Fast fashion giant Shein has long courted controversy, with critics calling its sustainability and human rights credentials into question. Founded in China (though now based in Singapore), the company filed on the London Stock Exchange (LSE) for a much-talked about initial public offering (IPO) in June 2024.

Though the listing was seen by many as a major boost for the LSE’s attractiveness, environmental and human rights groups have led the calls for Shein’s listing to be blocked on ESG grounds. The decision on whether to allow Shein’s IPO falls to the Financial Conduct Authority (FCA), which will need to balance corporate governance issues with promoting the UK’s interests as a place to do business.

Commercial Litigation partner Elaina Bailes and associate Francesca Bugg have commented in the media on the implications of Shein’s IPO for both the retailer itself, and the FCA and the London market as a whole.

 

What does Shein’s circularity fund hope to achieve?

Acknowledging the need to consider ESG concerns, Shein CEO Donald Tang has confirmed that the company would launch a €200mn “circularity fund” designed to help tackle fashion waste issues while awaiting a decision on a potential London IPO. Shein has stated that the fund will “support start-ups and businesses throughout Europe and the UK that are developing next-generation technologies and solutions” to address waste in the fashion industry.

As part of a Financial Times article (subscription required) suggesting the fashion giant’s listing could pose reputational challenges while also being a “coup for the City,” Francesca Bugg commented that “Shein’s announcement of a circularity fund is a positive step in proving their commitment to sustainable fashion. It doesn’t, however, contribute to or meet any of the UK’s stringent ESG requirements that will be required of Shein if they list.”
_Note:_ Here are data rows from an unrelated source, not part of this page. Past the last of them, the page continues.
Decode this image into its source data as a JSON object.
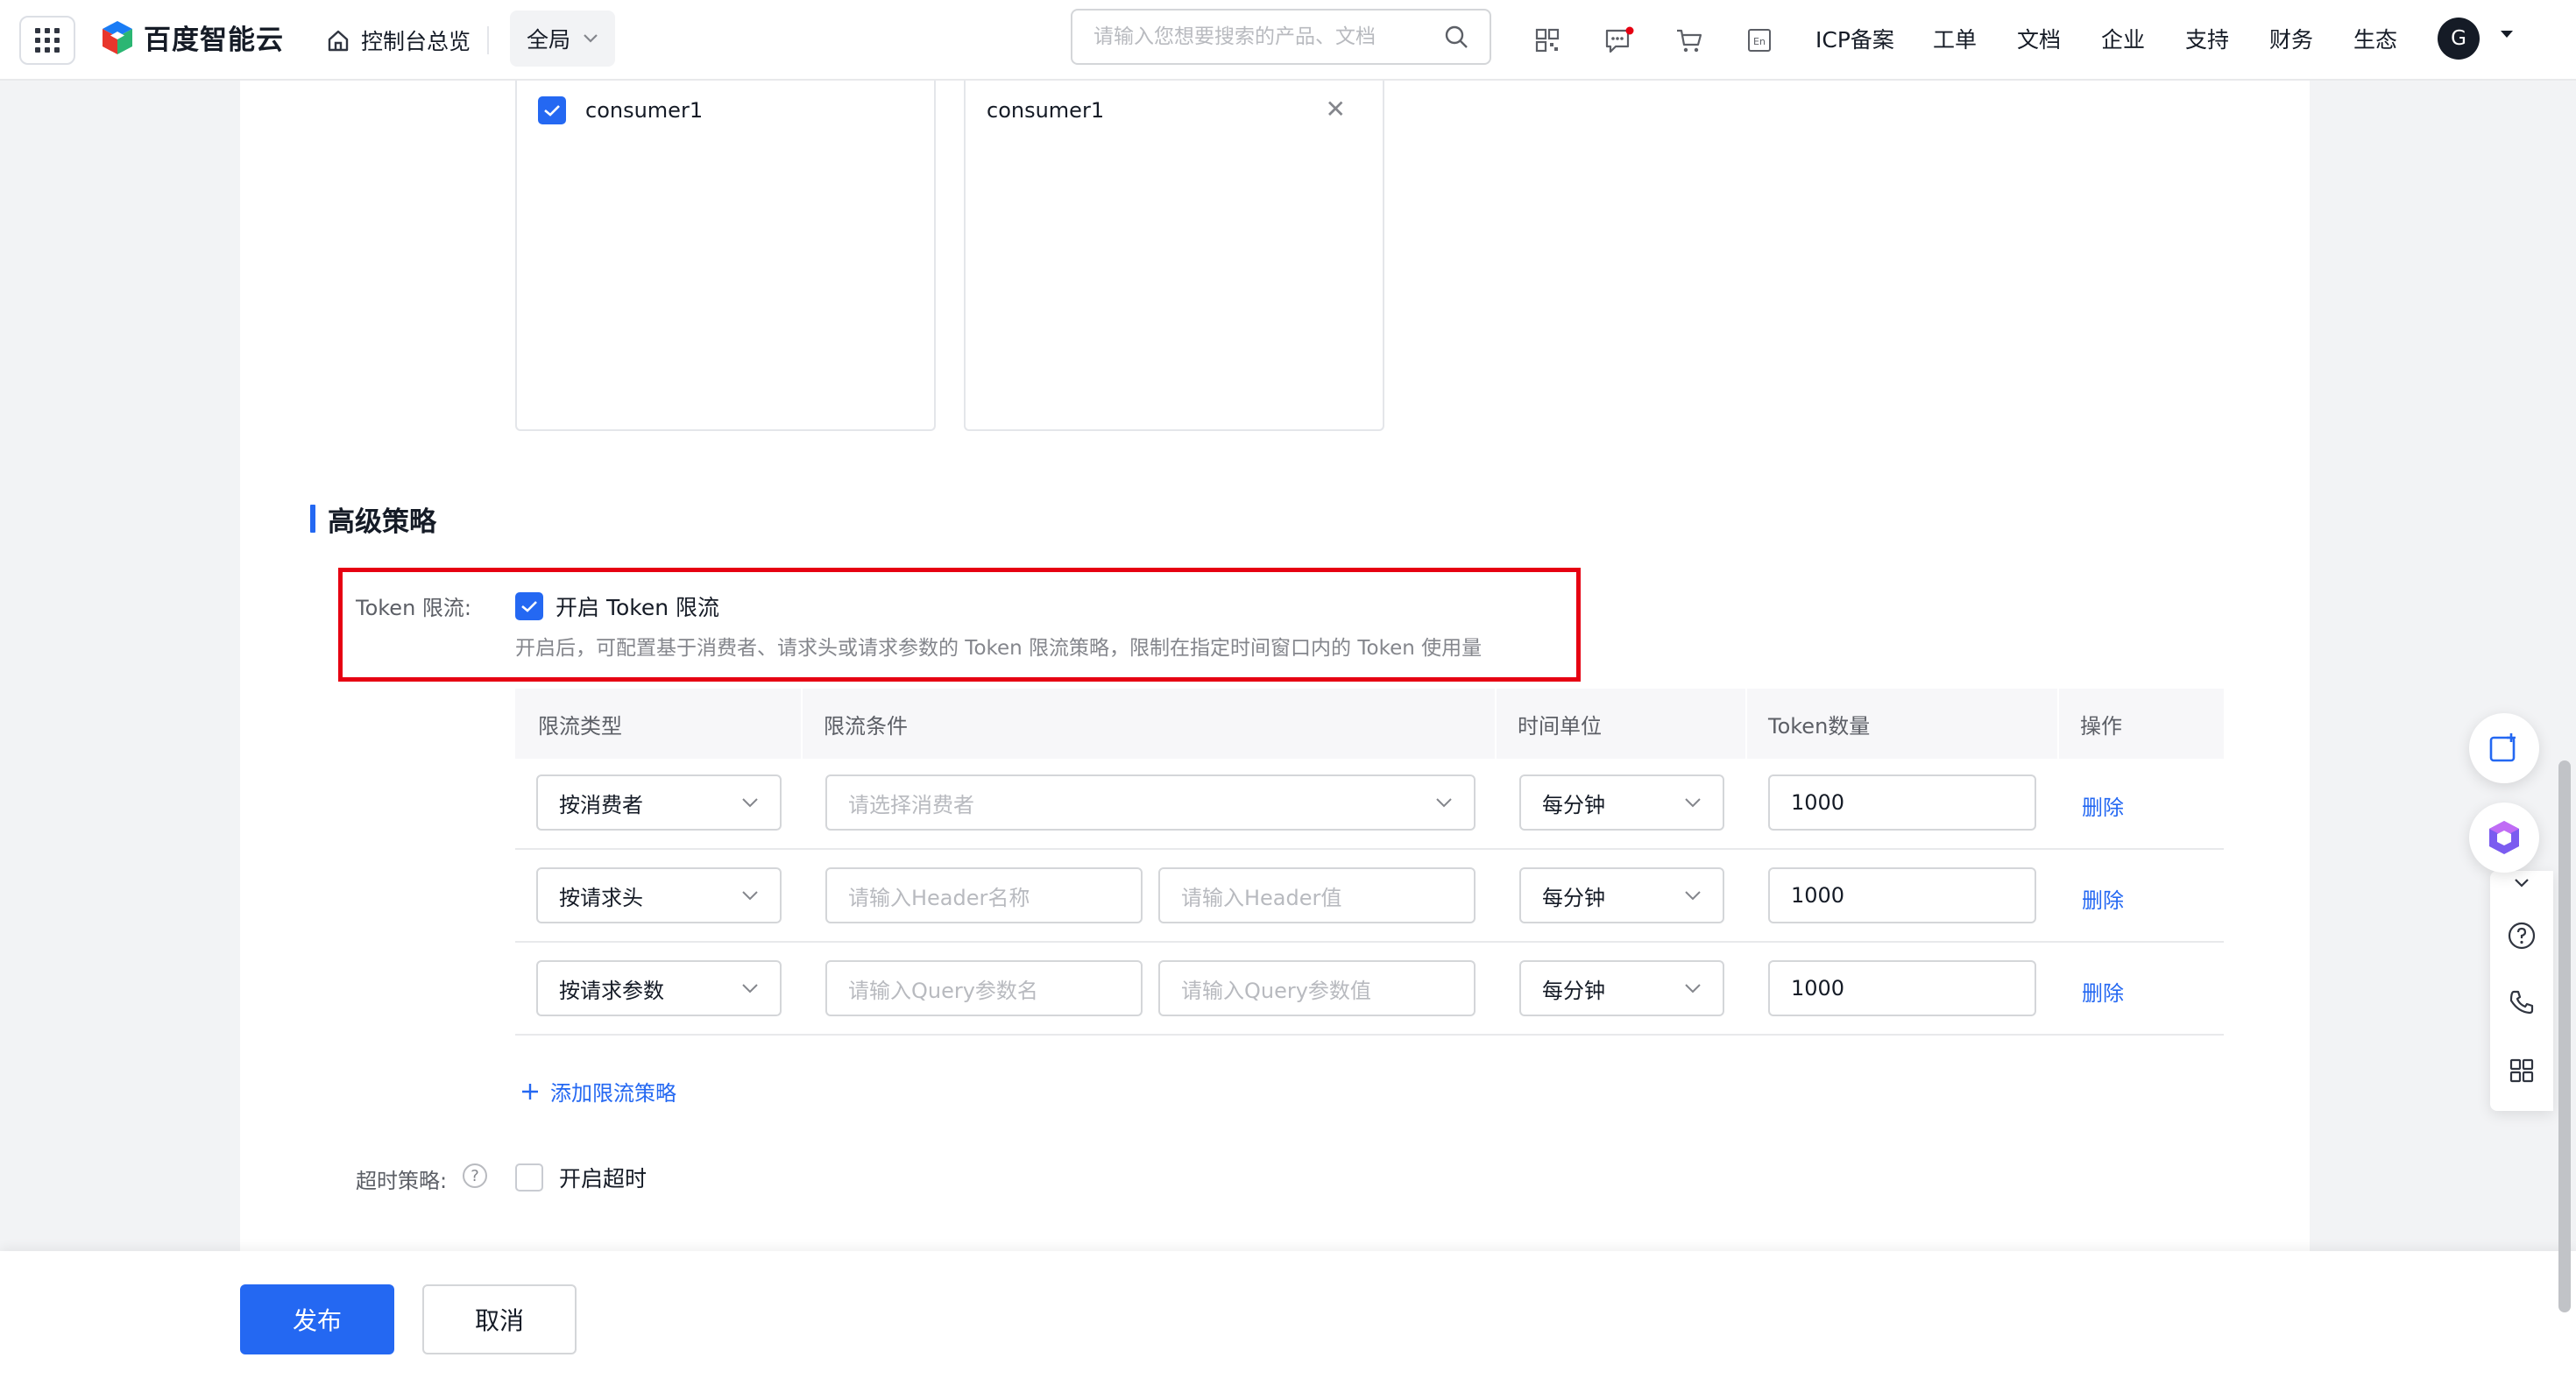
{
  "topbar": {
    "brand": "百度智能云",
    "home_label": "控制台总览",
    "scope_label": "全局",
    "search_placeholder": "请输入您想要搜索的产品、文档",
    "nav": [
      "ICP备案",
      "工单",
      "文档",
      "企业",
      "支持",
      "财务",
      "生态"
    ],
    "avatar_letter": "G",
    "notification_dot_color": "#e60012"
  },
  "consumer_select": {
    "left_item": "consumer1",
    "right_item": "consumer1"
  },
  "advanced": {
    "title": "高级策略",
    "token_label": "Token 限流:",
    "enable_label": "开启 Token 限流",
    "helper": "开启后，可配置基于消费者、请求头或请求参数的 Token 限流策略，限制在指定时间窗口内的 Token 使用量",
    "table": {
      "headers": [
        "限流类型",
        "限流条件",
        "时间单位",
        "Token数量",
        "操作"
      ],
      "rows": [
        {
          "type": "按消费者",
          "cond_placeholder": "请选择消费者",
          "unit": "每分钟",
          "count": "1000",
          "action": "删除"
        },
        {
          "type": "按请求头",
          "cond_placeholder_1": "请输入Header名称",
          "cond_placeholder_2": "请输入Header值",
          "unit": "每分钟",
          "count": "1000",
          "action": "删除"
        },
        {
          "type": "按请求参数",
          "cond_placeholder_1": "请输入Query参数名",
          "cond_placeholder_2": "请输入Query参数值",
          "unit": "每分钟",
          "count": "1000",
          "action": "删除"
        }
      ]
    },
    "add_label": "添加限流策略",
    "timeout_label": "超时策略:",
    "timeout_option": "开启超时"
  },
  "footer": {
    "publish": "发布",
    "cancel": "取消"
  },
  "colors": {
    "accent": "#2468f2",
    "highlight_border": "#e60012"
  }
}
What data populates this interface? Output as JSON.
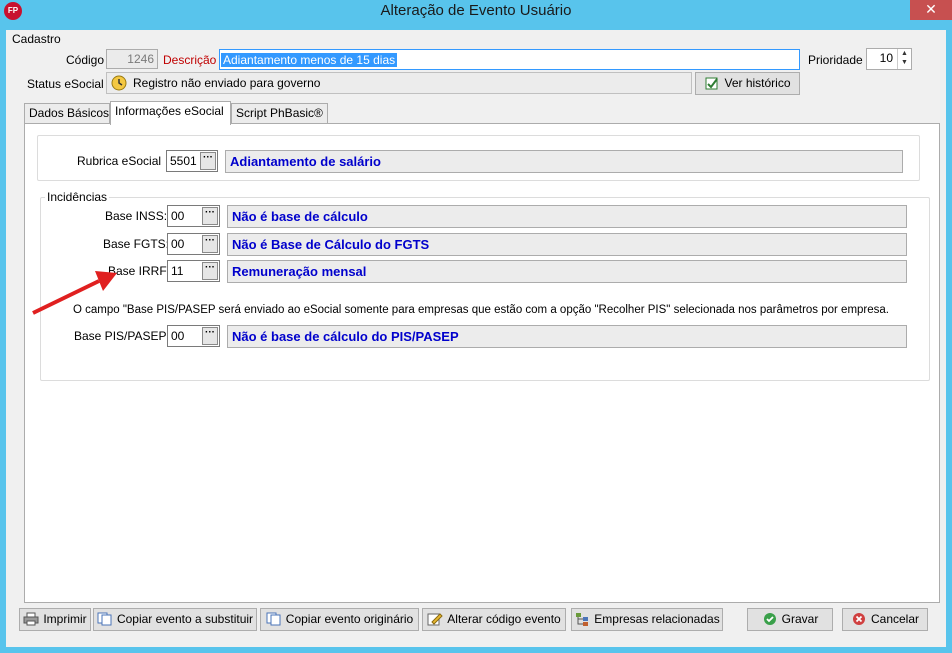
{
  "window": {
    "title": "Alteração de Evento Usuário",
    "app_icon_text": "FP",
    "close_symbol": "✕"
  },
  "cadastro": {
    "group_label": "Cadastro",
    "codigo_label": "Código",
    "codigo_value": "1246",
    "descricao_label": "Descrição",
    "descricao_value": "Adiantamento menos de 15 dias",
    "prioridade_label": "Prioridade",
    "prioridade_value": "10",
    "status_label": "Status eSocial",
    "status_value": "Registro não enviado para governo",
    "ver_historico_label": "Ver histórico"
  },
  "tabs": [
    {
      "label": "Dados Básicos"
    },
    {
      "label": "Informações eSocial",
      "active": true
    },
    {
      "label": "Script PhBasic®"
    }
  ],
  "esocial": {
    "rubrica_label": "Rubrica eSocial",
    "rubrica_code": "5501",
    "rubrica_desc": "Adiantamento de salário",
    "incidencias_label": "Incidências",
    "inss_label": "Base INSS:",
    "inss_code": "00",
    "inss_desc": "Não é base de cálculo",
    "fgts_label": "Base FGTS:",
    "fgts_code": "00",
    "fgts_desc": "Não é Base de Cálculo do FGTS",
    "irrf_label": "Base IRRF:",
    "irrf_code": "11",
    "irrf_desc": "Remuneração mensal",
    "pis_note": "O campo \"Base PIS/PASEP será enviado ao eSocial somente para empresas que estão com a opção \"Recolher PIS\" selecionada nos parâmetros por empresa.",
    "pis_label": "Base PIS/PASEP:",
    "pis_code": "00",
    "pis_desc": "Não é base de cálculo do PIS/PASEP",
    "dots": "···"
  },
  "buttons": {
    "imprimir": "Imprimir",
    "copiar_substituir": "Copiar evento a substituir",
    "copiar_originario": "Copiar evento originário",
    "alterar_codigo": "Alterar código evento",
    "empresas": "Empresas relacionadas",
    "gravar": "Gravar",
    "cancelar": "Cancelar"
  },
  "colors": {
    "accent_title": "#58c4ec",
    "link_blue": "#0000cc",
    "required_red": "#c00000",
    "arrow_red": "#e02020"
  }
}
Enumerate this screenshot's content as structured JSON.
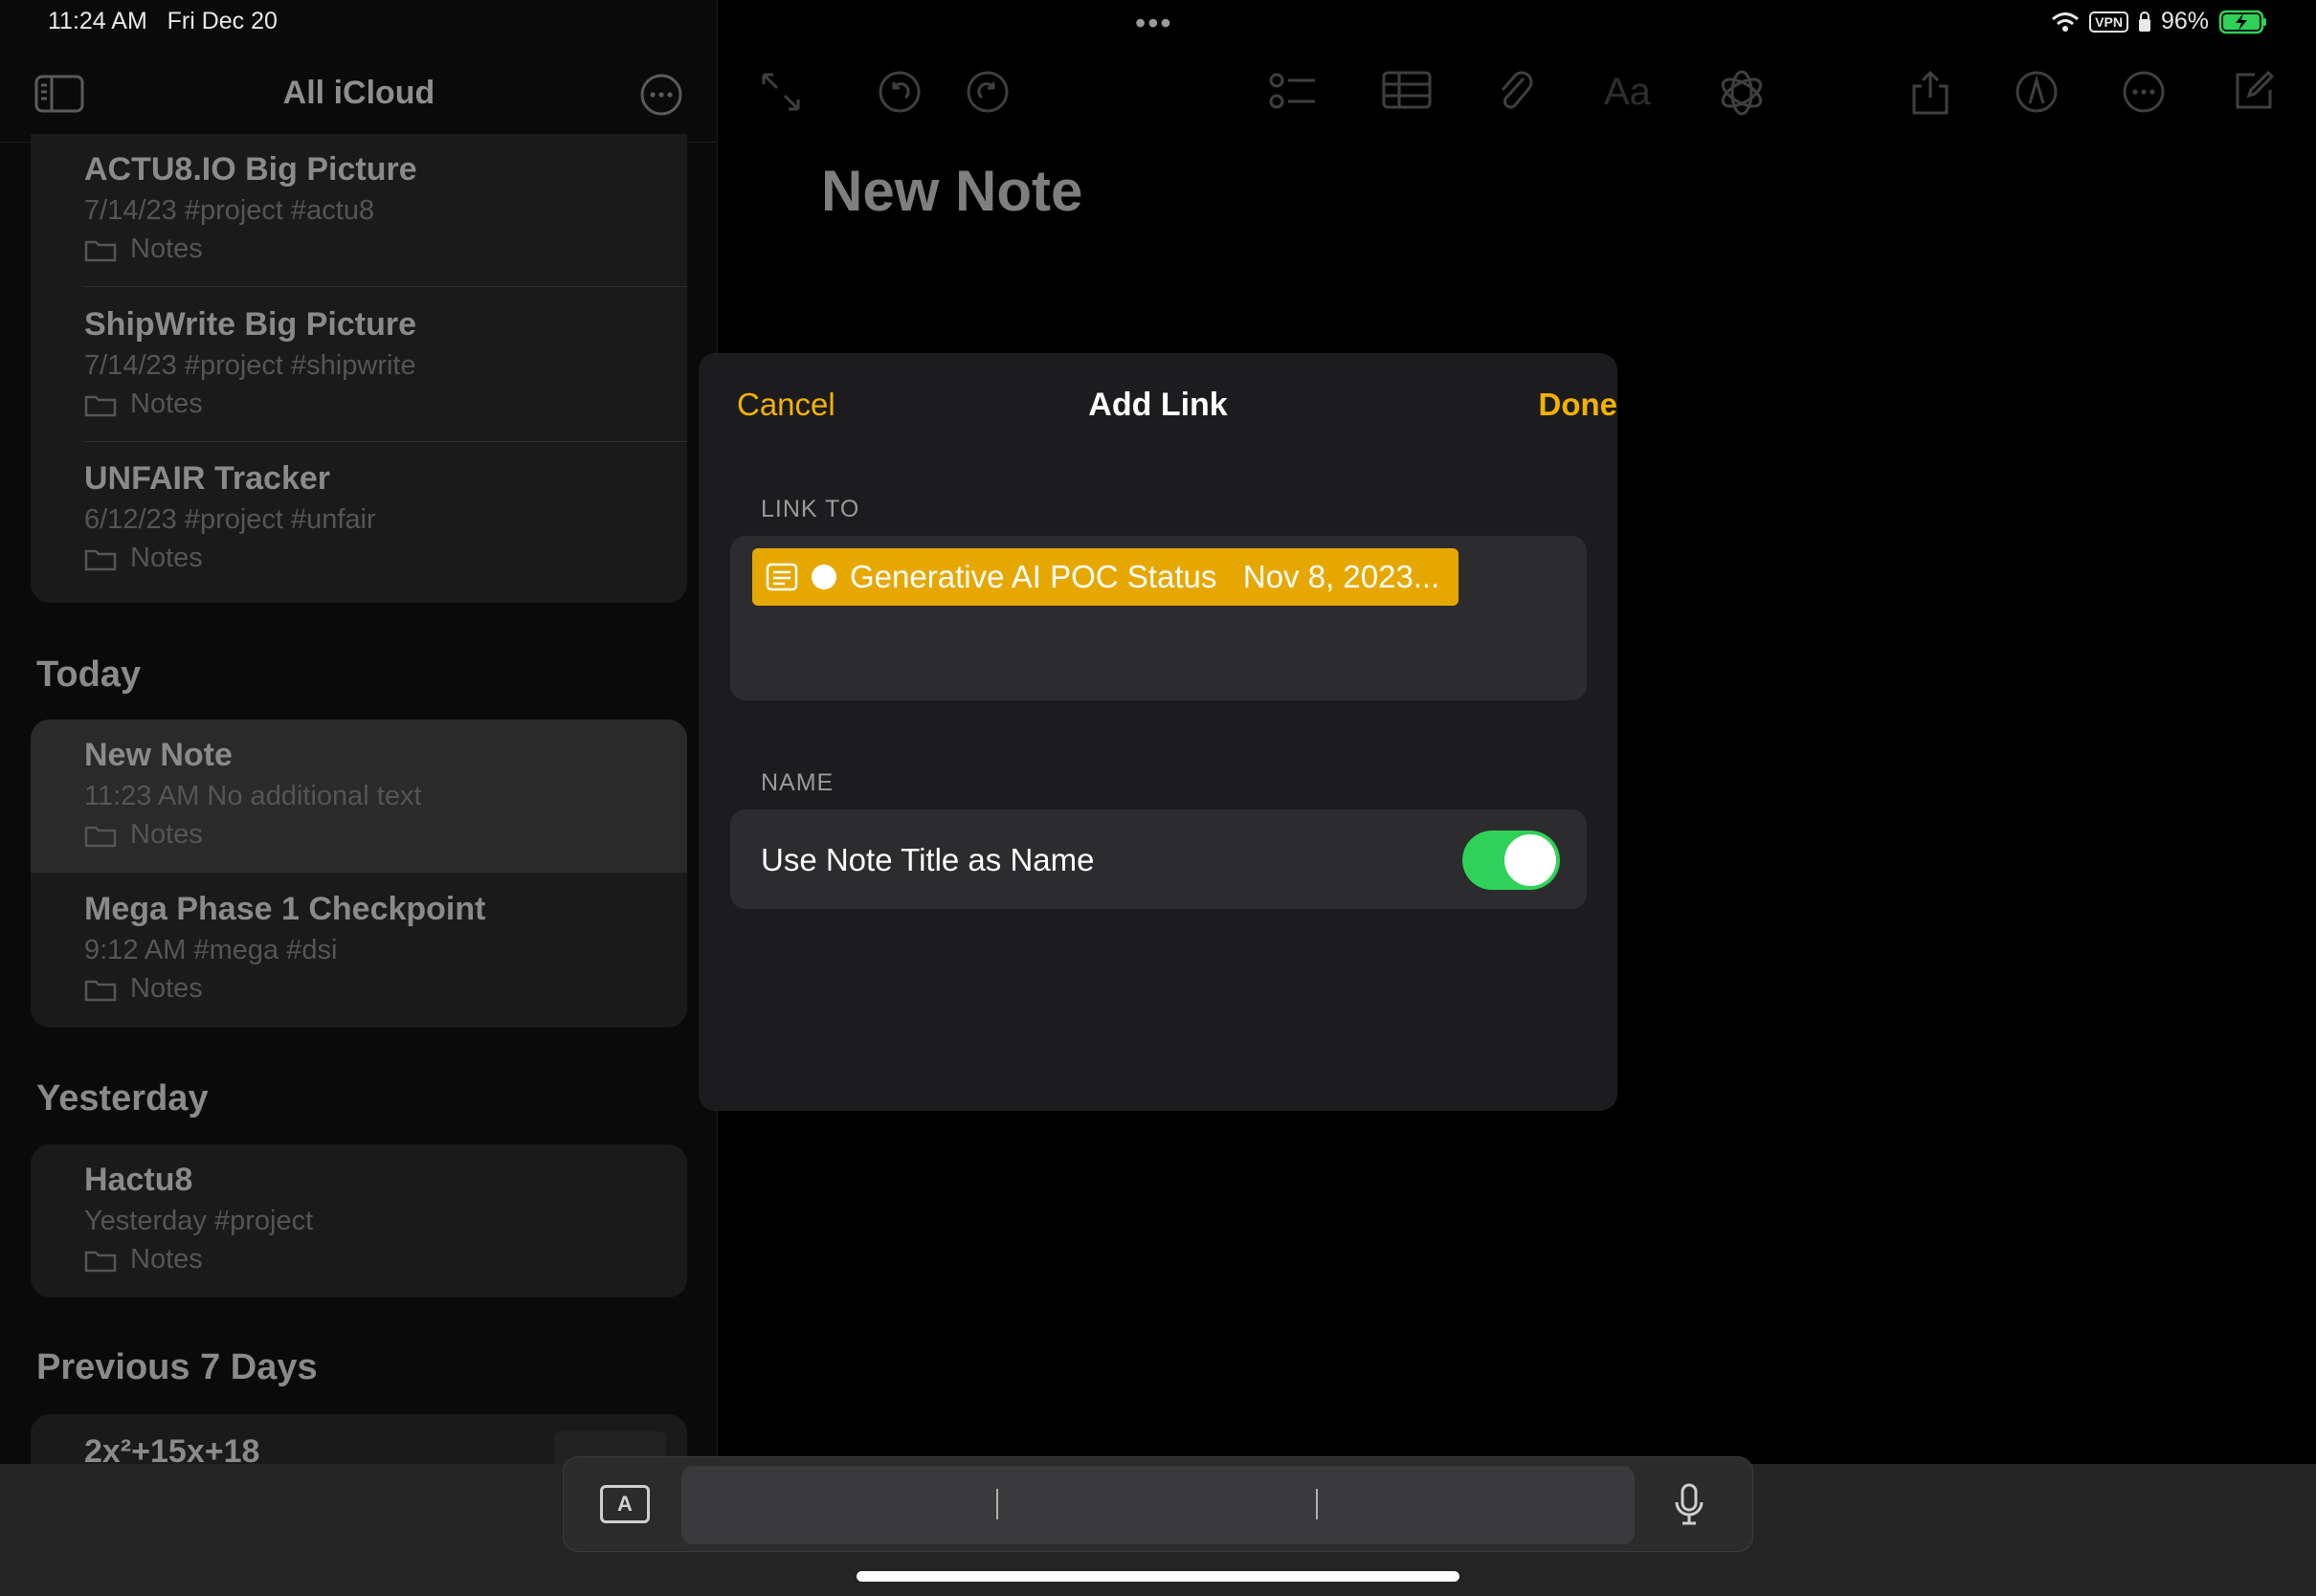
{
  "status_bar": {
    "time": "11:24 AM",
    "date": "Fri Dec 20",
    "vpn": "VPN",
    "battery": "96%"
  },
  "sidebar": {
    "title": "All iCloud",
    "top_group": [
      {
        "title": "ACTU8.IO Big Picture",
        "meta": "7/14/23  #project #actu8",
        "folder": "Notes"
      },
      {
        "title": "ShipWrite Big Picture",
        "meta": "7/14/23  #project #shipwrite",
        "folder": "Notes"
      },
      {
        "title": "UNFAIR Tracker",
        "meta": "6/12/23  #project #unfair",
        "folder": "Notes"
      }
    ],
    "sections": {
      "today": "Today",
      "yesterday": "Yesterday",
      "previous": "Previous 7 Days"
    },
    "today_notes": [
      {
        "title": "New Note",
        "meta": "11:23 AM  No additional text",
        "folder": "Notes"
      },
      {
        "title": "Mega Phase 1 Checkpoint",
        "meta": "9:12 AM  #mega #dsi",
        "folder": "Notes"
      }
    ],
    "yesterday_notes": [
      {
        "title": "Hactu8",
        "meta": "Yesterday  #project",
        "folder": "Notes"
      }
    ],
    "previous_notes": [
      {
        "title": "2x²+15x+18"
      }
    ]
  },
  "editor": {
    "note_title": "New Note"
  },
  "modal": {
    "cancel": "Cancel",
    "title": "Add Link",
    "done": "Done",
    "link_to_label": "LINK TO",
    "link_chip": "Generative AI POC Status   Nov 8, 2023...",
    "name_label": "NAME",
    "use_title_label": "Use Note Title as Name",
    "use_title_enabled": true
  },
  "keyboard_bar": {
    "text_key": "A"
  },
  "colors": {
    "accent": "#f2b200",
    "chip": "#e6a800",
    "toggle_on": "#30d158"
  }
}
Francesca provided more detail in an article for Retail Week, which noted that the company’s investment targets could either prompt deals with third-party companies to introduce more sustainable fabrics, or even bring in early-stage companies working on recycled materials.

“The London Stock Exchange has high standards of due diligence and the rapid upward trajectory of ESG requirements is meant to act as a safeguard for shareholders”, Francesca elaborated. “Shein wants to avoid being an ESG risk for these investors and shareholders and they need to be alive to the risks and ensure they are prepared to meet the London Stock Exchange requirements for corporate governance standards, working conditions and supply chain transparency so they can ensure they are not subject to any shareholder claims for breaches of these requirements.”

 

What would greenlighting the Shein IPO mean for the FCA?

Writing for The Times, Elaina Bailes noted that “Shein’s ambition to list on the London exchange comes at a crucial moment for financial regulation.” The FCA’s role in regulating ESG credentials has ramped up in the first half of this year: in March the government confirmed that the authority would regulate ESG ratings providers, and as of 31 May 2024 the FCA’s new anti-greenwashing rule will apply to all firms which fall under its regulatory jurisdiction.

This new rule requires any reference to a product or service’s sustainability characteristics to be both consistent with its real sustainability characteristics, and crucially to be clear, fair and not misleading. The new regulation applies not only to products marketed as sustainable but any and all products sold and advertised by FCA-regulated companies.

The clear message issued by the FCA is that it is taking environmental concerns seriously and proposes to hold companies in the London market to a high standard when it comes to ESG. Given Shein’s widespread public perception as a poor performer in this area, the timing of a potential IPO is striking.

“There remains widespread scepticism over whether it would be appropriate to accept Shein on the London exchange given the concerns around supply chain and governance reporting”, Elaina commented in The Times. “Given the recent huge governance failures of several UK listed companies — resulting in criminal prosecutions and investor litigation — the stock exchange must not become a ‘no questions asked’ listing if Shein’s float is successful. If it does happen, Shein would be forced to meet higher standards of disclosure, so investors could have a clear picture of the company and understand how it can improve issues such as allegations of forced labour and its unsustainable fast-fashion model.”